State Auditor Suzanne M. Bump has taken over her recently deceased husband’s business that provides addiction relief therapy for workers at private firms and labor union members, a move that raises questions about how she will balance her private financial interests with her duties as an elected state constitutional officer.
Bump declined to be interviewed over the holiday weekend about her new role running an enterprise with a staff of more than 20 while also overseeing her powerful Beacon Hill job auditing state programs, departments, agencies, authorities, contracts, and vendors. Her staff said she would speak to the Globe on Tuesday.
According to recently filed corporate records, Bump is now president, treasurer, clerk, and director of both Modern Assistance Programs and its sister firm, Map Test, Quincy-based for-profit businesses that provide addiction therapy and other programs for substance abuse and mental health issues for a host of private employers and labor unions. The firms were created by her husband, Paul McDevitt, who died in September.
In late August, McDevitt, in his last days of a long battle with cancer, relinquished control of the firms to Bump, a Democrat who is halfway through her second term as one of the state’s top elected officials.
If she chooses to run the business, Bump would have to consider whether she wanted to also remain in her job as state auditor and whether to seek re-election to a third term in two years.
If she does not run again, the $138,000-a-year position will set off a scramble of candidates in the 2018 election.
But a quick departure would require the Legislature — the House and the Senate meeting in joint session — to fill the vacancy.
Historically, the House, with its 160 members, and not the 40-member Senate, dictates such decisions. The decision, in fact, lies with the leadership. In the post-war era, past speakers such as John Davoren and Robert Quinn or other top leaders were chosen to fill vacated constitutional offices. A House Ways and Means chairman, John Finnegan, was chosen to fill the auditor’s job in 1981.
That could open the exit door for House Speaker Robert DeLeo, who has held his position for nearly eight years — a long tenure for a House leader. But because he has shown no interest in assuming a high-paying elected position in government, it is not certain he would be a candidate.
Bump, a former four-term state representative from Braintree, has not developed a strong public profile. But her audits of state agencies and programs have produced significant results.
Over a year ago, her office found more than a half-billion dollars in what it said were “improper payments and potential savings” at MassHealth, the state’s insurance program for the poor and disabled. It discovered a record $13.7 million in public assistance benefits fraud, a jump of 44 percent over what it claimed at the time was “the previous year’s record of $9.5 million” and the fifth straight year of “record-setting findings.”
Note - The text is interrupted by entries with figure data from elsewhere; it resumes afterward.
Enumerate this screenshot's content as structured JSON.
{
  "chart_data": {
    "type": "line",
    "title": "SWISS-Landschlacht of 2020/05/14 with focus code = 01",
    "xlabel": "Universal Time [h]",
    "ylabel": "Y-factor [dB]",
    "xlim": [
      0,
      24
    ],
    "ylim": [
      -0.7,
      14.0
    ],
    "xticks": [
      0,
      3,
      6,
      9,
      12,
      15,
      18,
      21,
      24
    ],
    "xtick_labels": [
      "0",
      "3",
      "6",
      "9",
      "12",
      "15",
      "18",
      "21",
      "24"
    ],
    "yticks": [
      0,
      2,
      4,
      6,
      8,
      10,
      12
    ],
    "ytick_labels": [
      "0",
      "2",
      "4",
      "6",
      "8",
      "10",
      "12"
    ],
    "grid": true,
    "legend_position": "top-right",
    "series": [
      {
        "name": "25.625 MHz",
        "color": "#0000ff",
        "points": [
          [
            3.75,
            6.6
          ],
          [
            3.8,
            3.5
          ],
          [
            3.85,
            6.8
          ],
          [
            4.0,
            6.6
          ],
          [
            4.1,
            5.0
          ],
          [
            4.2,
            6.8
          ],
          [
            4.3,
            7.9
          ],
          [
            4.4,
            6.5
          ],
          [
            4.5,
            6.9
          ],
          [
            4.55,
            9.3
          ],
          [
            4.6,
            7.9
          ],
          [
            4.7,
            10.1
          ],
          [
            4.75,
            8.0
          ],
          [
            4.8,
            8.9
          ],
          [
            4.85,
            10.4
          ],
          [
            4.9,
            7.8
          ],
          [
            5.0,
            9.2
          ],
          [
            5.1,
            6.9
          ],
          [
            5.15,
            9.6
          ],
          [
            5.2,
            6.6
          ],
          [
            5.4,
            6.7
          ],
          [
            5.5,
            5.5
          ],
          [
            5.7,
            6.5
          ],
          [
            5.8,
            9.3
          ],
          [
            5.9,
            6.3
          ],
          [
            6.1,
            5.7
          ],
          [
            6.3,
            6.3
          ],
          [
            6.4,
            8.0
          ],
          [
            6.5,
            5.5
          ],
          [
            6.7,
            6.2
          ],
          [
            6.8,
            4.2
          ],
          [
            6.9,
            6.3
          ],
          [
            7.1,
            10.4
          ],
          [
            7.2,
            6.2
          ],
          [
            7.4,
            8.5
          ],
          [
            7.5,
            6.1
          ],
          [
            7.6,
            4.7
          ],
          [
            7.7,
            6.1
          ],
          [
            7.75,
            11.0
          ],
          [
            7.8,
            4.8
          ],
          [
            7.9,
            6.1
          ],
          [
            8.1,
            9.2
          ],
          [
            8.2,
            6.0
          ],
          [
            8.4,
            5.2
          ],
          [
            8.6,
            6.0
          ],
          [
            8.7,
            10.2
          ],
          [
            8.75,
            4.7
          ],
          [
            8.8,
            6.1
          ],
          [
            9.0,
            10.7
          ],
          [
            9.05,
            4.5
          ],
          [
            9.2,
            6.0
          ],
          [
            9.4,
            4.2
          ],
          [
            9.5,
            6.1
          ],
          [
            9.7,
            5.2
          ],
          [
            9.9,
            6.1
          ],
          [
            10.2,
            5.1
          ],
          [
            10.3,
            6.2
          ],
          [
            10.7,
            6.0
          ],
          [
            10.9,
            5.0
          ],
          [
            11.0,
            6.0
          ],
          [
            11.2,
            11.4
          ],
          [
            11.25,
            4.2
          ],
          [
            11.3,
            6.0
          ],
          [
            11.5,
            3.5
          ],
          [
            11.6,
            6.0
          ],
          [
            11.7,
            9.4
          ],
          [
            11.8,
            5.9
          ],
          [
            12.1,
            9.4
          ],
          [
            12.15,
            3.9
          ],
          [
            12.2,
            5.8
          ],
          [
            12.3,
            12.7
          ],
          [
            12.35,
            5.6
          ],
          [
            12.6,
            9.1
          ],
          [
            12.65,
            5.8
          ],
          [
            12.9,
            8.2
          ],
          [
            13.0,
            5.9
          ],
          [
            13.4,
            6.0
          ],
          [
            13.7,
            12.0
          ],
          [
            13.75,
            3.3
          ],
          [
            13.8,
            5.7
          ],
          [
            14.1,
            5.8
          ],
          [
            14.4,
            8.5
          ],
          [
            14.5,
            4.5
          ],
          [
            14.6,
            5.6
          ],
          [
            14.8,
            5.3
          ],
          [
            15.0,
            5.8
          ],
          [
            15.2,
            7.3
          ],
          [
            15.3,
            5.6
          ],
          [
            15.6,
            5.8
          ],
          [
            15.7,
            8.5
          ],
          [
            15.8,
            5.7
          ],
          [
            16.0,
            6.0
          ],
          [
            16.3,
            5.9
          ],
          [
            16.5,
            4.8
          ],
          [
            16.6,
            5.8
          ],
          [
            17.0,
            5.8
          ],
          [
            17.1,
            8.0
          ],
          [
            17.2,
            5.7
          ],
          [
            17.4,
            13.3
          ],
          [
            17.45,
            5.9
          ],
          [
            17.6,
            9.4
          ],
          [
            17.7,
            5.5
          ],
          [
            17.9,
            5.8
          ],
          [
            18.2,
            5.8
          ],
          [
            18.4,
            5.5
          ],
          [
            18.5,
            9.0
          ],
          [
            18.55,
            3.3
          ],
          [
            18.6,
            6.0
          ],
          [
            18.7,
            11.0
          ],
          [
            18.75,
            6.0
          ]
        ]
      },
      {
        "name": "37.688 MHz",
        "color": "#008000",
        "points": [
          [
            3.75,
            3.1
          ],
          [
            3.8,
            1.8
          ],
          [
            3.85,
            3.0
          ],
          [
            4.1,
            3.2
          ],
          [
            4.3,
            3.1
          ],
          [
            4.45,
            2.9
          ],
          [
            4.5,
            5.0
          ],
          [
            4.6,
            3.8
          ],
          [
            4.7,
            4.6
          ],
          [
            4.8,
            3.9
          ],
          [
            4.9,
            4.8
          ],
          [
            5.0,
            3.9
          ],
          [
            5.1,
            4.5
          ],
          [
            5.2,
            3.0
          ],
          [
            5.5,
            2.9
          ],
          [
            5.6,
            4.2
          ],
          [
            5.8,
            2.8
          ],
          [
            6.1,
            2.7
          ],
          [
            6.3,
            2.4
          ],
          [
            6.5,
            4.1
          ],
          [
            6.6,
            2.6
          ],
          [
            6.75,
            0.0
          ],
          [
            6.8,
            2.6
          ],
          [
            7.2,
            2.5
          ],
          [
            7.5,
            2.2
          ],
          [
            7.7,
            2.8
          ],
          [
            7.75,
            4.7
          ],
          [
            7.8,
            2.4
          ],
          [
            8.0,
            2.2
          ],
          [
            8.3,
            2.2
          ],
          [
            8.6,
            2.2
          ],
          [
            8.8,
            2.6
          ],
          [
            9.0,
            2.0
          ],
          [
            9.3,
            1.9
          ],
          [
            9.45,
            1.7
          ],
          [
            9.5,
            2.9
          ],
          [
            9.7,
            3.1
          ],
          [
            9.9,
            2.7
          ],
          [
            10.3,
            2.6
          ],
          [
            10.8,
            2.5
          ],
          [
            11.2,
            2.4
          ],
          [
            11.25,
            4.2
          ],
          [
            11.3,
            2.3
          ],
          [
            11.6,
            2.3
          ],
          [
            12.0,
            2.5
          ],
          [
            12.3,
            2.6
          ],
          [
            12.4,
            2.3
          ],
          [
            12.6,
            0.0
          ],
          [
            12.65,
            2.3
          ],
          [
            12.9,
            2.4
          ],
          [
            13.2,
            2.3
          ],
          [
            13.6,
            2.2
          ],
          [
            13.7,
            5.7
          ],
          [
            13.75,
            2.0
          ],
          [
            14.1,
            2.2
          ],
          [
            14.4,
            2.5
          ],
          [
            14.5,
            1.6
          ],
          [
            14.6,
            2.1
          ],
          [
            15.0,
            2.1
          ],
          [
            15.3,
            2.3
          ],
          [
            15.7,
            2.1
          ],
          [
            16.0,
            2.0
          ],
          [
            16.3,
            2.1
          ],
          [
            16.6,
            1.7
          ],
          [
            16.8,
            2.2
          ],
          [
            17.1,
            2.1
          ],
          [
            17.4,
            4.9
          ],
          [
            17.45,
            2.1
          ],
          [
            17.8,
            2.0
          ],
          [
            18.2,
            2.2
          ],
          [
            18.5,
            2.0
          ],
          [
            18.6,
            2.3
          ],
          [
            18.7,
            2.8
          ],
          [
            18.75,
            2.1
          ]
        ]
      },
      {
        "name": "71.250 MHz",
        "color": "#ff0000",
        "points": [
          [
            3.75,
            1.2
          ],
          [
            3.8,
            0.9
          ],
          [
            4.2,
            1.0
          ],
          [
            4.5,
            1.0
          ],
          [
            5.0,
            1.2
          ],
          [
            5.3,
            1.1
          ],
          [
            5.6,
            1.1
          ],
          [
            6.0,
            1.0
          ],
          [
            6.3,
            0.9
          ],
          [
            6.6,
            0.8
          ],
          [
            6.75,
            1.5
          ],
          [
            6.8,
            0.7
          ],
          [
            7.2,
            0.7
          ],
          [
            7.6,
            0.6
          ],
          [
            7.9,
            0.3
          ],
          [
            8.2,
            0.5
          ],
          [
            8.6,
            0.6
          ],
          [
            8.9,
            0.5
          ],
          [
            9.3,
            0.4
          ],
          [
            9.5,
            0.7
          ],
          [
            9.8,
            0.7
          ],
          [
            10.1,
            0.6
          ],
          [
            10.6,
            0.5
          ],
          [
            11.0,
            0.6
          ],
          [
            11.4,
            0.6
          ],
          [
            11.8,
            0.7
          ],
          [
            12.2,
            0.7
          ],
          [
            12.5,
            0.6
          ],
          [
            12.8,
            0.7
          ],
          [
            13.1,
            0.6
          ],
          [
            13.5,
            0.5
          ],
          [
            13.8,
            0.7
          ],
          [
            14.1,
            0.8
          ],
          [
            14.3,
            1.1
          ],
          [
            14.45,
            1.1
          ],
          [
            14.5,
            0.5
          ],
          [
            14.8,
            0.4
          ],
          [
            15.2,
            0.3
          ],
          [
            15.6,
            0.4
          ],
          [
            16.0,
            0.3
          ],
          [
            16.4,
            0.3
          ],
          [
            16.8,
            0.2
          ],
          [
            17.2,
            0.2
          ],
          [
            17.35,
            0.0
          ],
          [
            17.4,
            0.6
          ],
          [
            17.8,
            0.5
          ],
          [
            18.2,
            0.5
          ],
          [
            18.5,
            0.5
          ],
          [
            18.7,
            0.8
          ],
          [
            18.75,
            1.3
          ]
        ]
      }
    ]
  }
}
Bump, the first woman to hold the job after her election in 2010, also served in former governor Deval Patrick’s cabinet as secretary of labor and workforce development.
McDevitt was often recognized for his work helping those with substance abuse and mental problems in the workplace. Early in his career, according to the description by a recovery group honoring his work last year, he “worked in soup kitchens, visited the imprisoned, and helped guide and sustain food banks, substance abuse recovery homes, inner-city youth projects, and homeless shelters.”